Potter echoed Lally’s thought: “I'm happy with the way our team worked together today. We just didn't have the luck we needed to be on the podium. Overall, it was a decent day and hopefully Montreal will bring us more podiums.”
The nose-to-tail intramural fight for the podium may have been dramatic but it might pale in comparison to the thrill ride of Horton Autosport during the weekend. In qualifying, the California-based team set the standard for Porsches taking third on the grid with Eric Foss (Dallas) driving. Foss’ race would be no less exciting from the start than the Brumos-Magnus battle was at the end. Entering turn-one of the 2.45-mile, 11-turn road course “Short Course”, the two championship points leaders made contact just behind the No. 73 Horton Autosport Porsche 911 GT3 Cup. As the cars careened off track, Foss kept the throttle down and moved up into second-place. He maintained second for the majority of the first 30-minutes.
Having missed the first race of the season the John Horton-owned and managed team had no concern for the point championship and opted to take advantage of the first caution period to make their driver change. The Texan gave the white and red machine over to his teammate Patrick Lindsey (Santa Barbara, Calif.) who would maintain the car’s strong performance. Lindsey would lead a lap adding to the list of firsts for the team at this weekend’s race. With 16 minutes remaining, the No. 5 Daytona Prototype, not knowing the Horton machine was to his left, made a sudden move directly into Lindsey entering turn six. Lindsey made hard contact first into the inside, driver-side, Armco barrier then spun across the track making a second impact to the outside of the turn. The car’s best race of the season was over. Lindsey was checked at the infield care center and released. Horton would have to settle for 11th despite it being a career-setting weekend.
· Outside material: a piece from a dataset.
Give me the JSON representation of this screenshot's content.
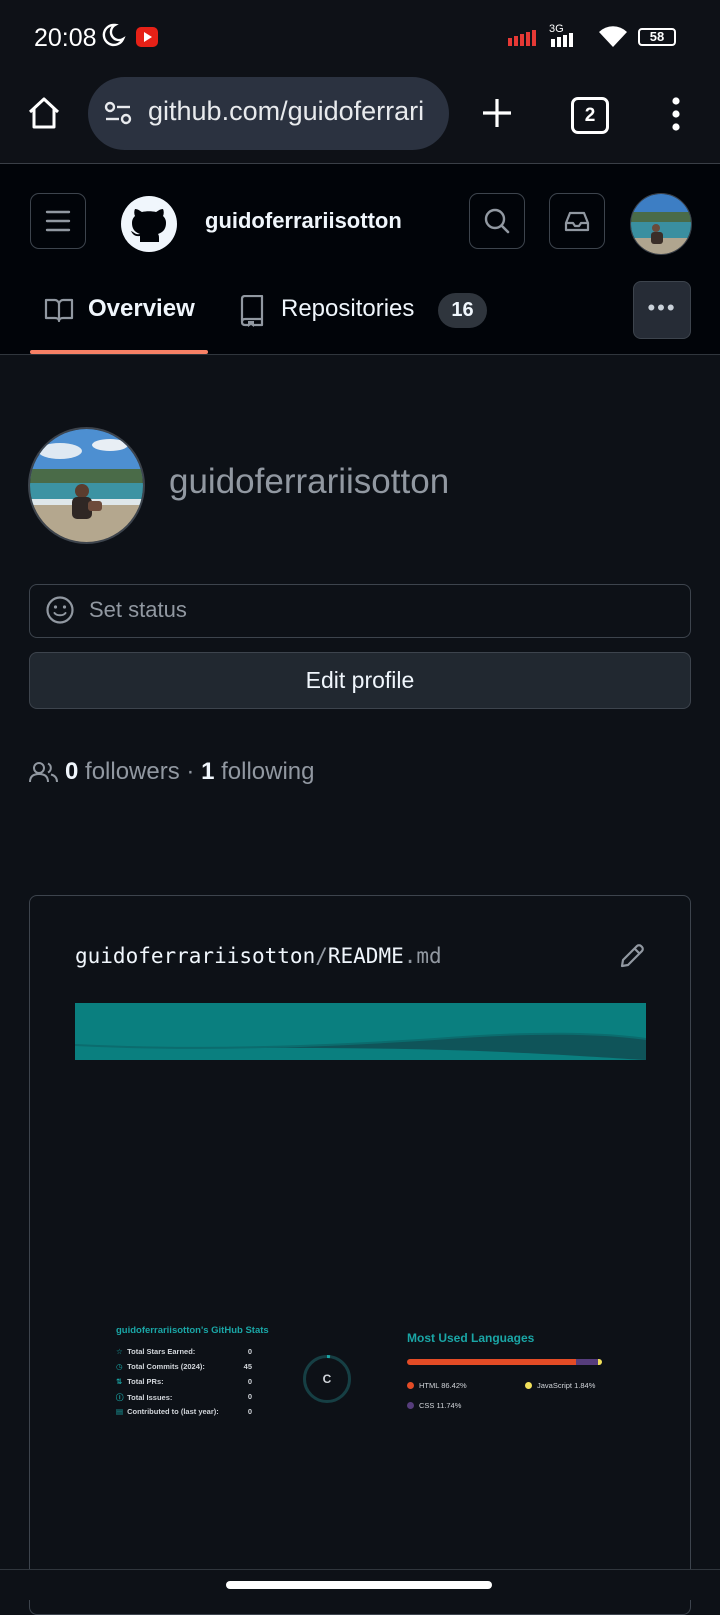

“This was the one year anniversary of us coming to the Rolex Series,” commented Foss. “It was good to come back to a race we had run before. My opening stint in the car was great. John Horton made some setup changes to the car after qualifying and the car felt great. I was just pacing myself with Boris [Said, pole sitter and early leader] so to be the fastest Porsche out there felt really good. We were stoked. We really thought we had a good shot at the podium today. It is tough in this series so things happen. We’re really happy with how strong we were today but a little frustrated wondering what we have to do to get a break in this series!”
Patrick Lindsey: “The car was fantastic. John did an amazing job of getting the car right for us. Every change was the right move. We had the pace to run with everybody. We were executing on our strategy today which put us right there in the top-five. That’s what we wanted. A little bad luck caught us again. Not much you can say about that [the accident] other than hope it doesn’t happen again. It was a pretty big hit. We’ll just put it behind us and move on to the next race.”
The GRAND-AM Rolex Sports Car Series now travels north to Canada for the Montreal 200 At the Circuit Gilles Villeneuve. The two-hour race is scheduled for August 18 with a 7 p.m. (ET) start.